No impl spec was written for this. It's an architectural choice spread across multiple files, lower-priority, and would require modelling the full distributed read path. The tradeoff: this is the one gap with no formal counterexample — the claim rests on prose analysis only.


What I learned about TLA+ itself

Invariants are checked on every reachable state, not just at the moment you care about. The first attempt at ConsistentSnapshot violated this: after T1 committed cleanly, T2 wrote to the same document, and TLC flagged T1 as having seen an inconsistent snapshot — even though T1 was already done. The fix: save the relevant state in an auxiliary variable (tx_doc_lsn_at_commit) at the exact moment of commit, and check against that, not against mutable global state.

Bound every loop. An unbounded goto loop produces a state space TLC can never finish. Two transactions, two documents, two shards is enough to reproduce all three bugs — adding a third only multiplies the state space without finding new violation paths.

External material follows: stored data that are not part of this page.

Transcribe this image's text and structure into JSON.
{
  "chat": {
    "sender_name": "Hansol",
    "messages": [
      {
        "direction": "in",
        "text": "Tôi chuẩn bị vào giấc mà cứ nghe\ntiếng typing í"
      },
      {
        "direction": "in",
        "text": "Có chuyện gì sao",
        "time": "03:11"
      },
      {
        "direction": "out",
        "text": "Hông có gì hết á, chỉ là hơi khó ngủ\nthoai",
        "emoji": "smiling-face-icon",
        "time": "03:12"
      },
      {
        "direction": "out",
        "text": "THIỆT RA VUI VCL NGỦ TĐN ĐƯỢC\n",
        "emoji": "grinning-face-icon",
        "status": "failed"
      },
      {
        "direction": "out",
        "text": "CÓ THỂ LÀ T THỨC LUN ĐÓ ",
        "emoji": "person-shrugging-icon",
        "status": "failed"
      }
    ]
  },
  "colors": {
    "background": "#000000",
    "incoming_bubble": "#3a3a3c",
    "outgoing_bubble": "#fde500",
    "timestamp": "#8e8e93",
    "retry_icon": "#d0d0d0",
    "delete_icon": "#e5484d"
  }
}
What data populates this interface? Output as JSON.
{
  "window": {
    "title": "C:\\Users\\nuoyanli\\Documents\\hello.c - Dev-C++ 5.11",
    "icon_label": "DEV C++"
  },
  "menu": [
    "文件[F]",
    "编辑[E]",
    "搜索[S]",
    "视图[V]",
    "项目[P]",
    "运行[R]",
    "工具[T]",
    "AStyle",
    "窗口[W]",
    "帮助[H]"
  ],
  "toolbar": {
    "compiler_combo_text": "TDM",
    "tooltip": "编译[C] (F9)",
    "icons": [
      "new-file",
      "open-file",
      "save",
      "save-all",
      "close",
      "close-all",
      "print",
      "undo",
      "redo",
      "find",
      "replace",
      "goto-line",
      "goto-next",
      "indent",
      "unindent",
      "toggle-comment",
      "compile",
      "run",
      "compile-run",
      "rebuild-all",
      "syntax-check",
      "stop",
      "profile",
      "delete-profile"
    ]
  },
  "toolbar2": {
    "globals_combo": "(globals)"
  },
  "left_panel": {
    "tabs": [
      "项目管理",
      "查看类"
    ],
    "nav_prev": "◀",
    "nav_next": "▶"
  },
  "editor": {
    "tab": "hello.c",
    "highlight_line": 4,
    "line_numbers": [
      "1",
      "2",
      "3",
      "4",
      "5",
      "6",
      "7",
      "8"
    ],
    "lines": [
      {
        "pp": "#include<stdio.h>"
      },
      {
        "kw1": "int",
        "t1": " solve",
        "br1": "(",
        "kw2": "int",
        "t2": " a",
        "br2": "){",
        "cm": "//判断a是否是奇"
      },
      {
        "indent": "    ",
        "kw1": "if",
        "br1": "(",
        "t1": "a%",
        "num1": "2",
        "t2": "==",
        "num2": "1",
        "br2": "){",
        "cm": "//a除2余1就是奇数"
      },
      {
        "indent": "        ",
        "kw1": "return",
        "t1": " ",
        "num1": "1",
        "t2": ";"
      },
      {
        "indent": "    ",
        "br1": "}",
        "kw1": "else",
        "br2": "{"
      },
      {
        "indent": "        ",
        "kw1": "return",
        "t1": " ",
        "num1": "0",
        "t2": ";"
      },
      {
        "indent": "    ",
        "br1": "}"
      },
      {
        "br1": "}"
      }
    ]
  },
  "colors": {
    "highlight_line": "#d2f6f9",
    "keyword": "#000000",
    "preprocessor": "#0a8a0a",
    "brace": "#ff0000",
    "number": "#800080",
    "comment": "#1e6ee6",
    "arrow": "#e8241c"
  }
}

Why 2 of each? One of anything can't exhibit concurrency bugs by definition. Two is the minimum for interleaving. More than two grows the state space exponentially without contributing new counterexample shapes.

PlusCal reserved labels: Done and Error can't be used as step labels. Rename to Finish, CoordDone, etc.

pcal.trans overwrites the cfg file on every run, stripping all invariants. Always restore the cfg before running TLC.

Mixed process ID types cause fingerprint errors. All process IDs across all process sets must be the same type — all strings or all integers.

CONSTANT declarations belong in the TLA+ header, outside the (*--algorithm ... *) block.

if ... goto ... end if followed by more statements requires a new label — the translator can't determine the atomic boundary when control flow can either jump or fall through.


Honest limitations

Post-hoc confirmation, not discovery. TLC only checks invariants we wrote, derived from gaps we already suspected. It can't find bugs we didn't think to look for.

Model fidelity is unchecked. The impl specs are our reading of the Rust code. If we misread, we either invented bugs that don't exist or missed real ones. Production TLA+ usage does trace replay: take TLC's counterexample, encode it as an integration test, run it against the real code, confirm behavior matches.

One-shot, not iterative. A refactor next week could fix or worsen these gaps and the specs wouldn't notice. Production teams run TLC in CI and gate merges on it.

What the exercise provides: counterexample traces that are harder to dismiss than prose, and a precise diagnosis of whether the gap is implementation drift (code diverged from sound design) or a design flaw (the design itself violates the invariant).